Tout baser sur une promesse
Comme partout où la notion de confiance est cruciale, les mauvais élèves ont tendance à décrédibiliser la totalité du modèle. Et, de la même manière que la Ouya, Godus ou encore Star Citizen ont scellé chez beaucoup de joueurs l’image du “jeu kickstarté”, les jeux service AAA lancés entre 2017 et 2019 ont à peu près tous plombé la crédibilité du "jeu service". Pourquoi ? Parce qu'ils prévoyaient d'en être, et furent conçus en tant que tels. Or, dans un monde parfait, c’est l'appétence de la communauté qui génère le suivi des développeurs, et non l’inverse. Raisonner à l'envers n'apporte qu'une communication assez peu claire sur ce qu'il sera possible de faire dans le jeu à ses débuts, et volontairement tournée sur les possibilités futures, encore à peine mises en chantier.
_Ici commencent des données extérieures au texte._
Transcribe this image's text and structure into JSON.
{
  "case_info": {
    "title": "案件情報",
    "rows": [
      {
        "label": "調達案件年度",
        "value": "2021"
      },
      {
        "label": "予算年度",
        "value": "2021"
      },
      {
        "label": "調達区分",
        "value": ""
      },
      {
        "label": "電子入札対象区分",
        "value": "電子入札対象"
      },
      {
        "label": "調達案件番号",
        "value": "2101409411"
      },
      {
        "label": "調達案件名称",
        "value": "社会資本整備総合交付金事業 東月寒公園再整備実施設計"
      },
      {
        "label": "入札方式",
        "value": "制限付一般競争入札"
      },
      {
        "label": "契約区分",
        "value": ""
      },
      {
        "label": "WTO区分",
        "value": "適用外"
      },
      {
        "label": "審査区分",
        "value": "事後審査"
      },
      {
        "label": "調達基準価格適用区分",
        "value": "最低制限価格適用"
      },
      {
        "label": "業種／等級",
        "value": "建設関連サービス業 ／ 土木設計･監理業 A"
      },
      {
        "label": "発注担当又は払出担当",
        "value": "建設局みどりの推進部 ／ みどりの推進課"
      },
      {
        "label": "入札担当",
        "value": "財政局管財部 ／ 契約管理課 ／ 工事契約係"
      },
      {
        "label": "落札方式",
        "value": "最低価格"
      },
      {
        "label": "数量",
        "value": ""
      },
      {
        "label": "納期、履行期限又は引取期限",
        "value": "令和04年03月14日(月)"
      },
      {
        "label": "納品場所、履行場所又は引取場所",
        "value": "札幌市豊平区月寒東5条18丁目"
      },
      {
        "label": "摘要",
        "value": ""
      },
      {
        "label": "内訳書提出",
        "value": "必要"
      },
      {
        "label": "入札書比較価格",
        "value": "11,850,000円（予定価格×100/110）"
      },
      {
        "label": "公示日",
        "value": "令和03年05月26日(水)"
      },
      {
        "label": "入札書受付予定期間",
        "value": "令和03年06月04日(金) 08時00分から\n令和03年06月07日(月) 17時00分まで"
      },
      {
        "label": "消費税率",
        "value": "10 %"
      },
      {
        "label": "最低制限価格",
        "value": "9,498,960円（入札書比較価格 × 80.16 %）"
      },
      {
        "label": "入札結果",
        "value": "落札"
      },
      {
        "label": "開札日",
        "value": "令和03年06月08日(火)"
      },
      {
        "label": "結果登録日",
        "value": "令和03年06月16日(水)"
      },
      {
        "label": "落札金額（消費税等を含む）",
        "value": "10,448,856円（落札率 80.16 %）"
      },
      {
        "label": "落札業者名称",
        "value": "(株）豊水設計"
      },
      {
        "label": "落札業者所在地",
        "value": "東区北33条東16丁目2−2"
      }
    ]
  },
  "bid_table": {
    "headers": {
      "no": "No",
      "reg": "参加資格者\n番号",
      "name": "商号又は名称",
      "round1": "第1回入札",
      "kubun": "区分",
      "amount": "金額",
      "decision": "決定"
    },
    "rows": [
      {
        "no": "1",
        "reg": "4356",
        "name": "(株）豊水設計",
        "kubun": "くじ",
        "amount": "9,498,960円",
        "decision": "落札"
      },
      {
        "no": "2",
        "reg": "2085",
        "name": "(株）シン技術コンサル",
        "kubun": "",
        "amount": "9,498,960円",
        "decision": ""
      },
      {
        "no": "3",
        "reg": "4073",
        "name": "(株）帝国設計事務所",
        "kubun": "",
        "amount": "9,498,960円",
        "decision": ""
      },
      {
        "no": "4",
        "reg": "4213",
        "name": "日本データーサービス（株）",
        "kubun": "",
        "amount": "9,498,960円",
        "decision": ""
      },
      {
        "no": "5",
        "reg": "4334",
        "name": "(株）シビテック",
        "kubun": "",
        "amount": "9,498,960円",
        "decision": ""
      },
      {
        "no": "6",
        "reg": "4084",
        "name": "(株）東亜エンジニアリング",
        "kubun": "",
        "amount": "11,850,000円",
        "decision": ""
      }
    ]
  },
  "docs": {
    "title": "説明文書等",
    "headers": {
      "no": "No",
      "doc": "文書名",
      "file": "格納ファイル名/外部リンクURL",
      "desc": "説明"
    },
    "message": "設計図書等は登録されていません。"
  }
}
D'ailleurs, la campagne marketing du titre, forcément intense en raison des enjeux commerciaux massifs, le montre généralement comme "un succès qui est là pour durer". C'est ce que les actionnaires veulent entendre. Les joueurs, eux, seront peut-être plus prompts à attendre au tournant ce messie autoproclamé... La promesse du support longue durée peut aussi se transformer en véritable calvaire pour le développeur si son jeu n'est pas à la hauteur des attentes. Mal noté par la presse, critiqué par les joueurs, le studio se retrouvera empêtré dans un cycle de contenus pour un titre qui n'a pas plu. Dans l'impossibilité de démarrer un nouveau projet, l'équipe perdra probablement ses meilleurs éléments, démoralisés, qui chercheront à travailler ailleurs, sur quelque chose d'encourageant et de nouveau. La formule, pourtant idéale pour un succès qui peut se décliner dans le temps est donc un vrai risque lorsqu'elle s'envisage avant même le lancement et forge carrément l'architecture du titre. Et cela ne va pas aller en s'améliorant.
Un futur déjà sombre
Malgré la réussite du modèle chez certains AAA, l'avenir ne laisse que peu de place à la pratique, rattrapée par le "fast-food vidéoludique" que représente l'arrivée des services de jeu à la demande (Origin Access, Uplay+...). “A quoi bon investir du temps et de l'argent dans un seul jeu, certes mis à jour régulièrement, si l’on peut découvrir des tas de titres récents pour pas cher ?”. La question mérite d’être posée. Certains survivront, c’est évident, et le modèle a déjà quelques fiers représentants (mais peu de AAA) à l'image de Warframe, Rocket League, Fortnite, ou encore FIFA Ultimate Team, qui génère près de 30% des revenus d'EA. Toutefois, les nouveaux entrants n’auront pas droit à la crédibilité ou à l’audience théorique qu’avaient les projets "game as a service" annoncés en 2017, c’est une certitude.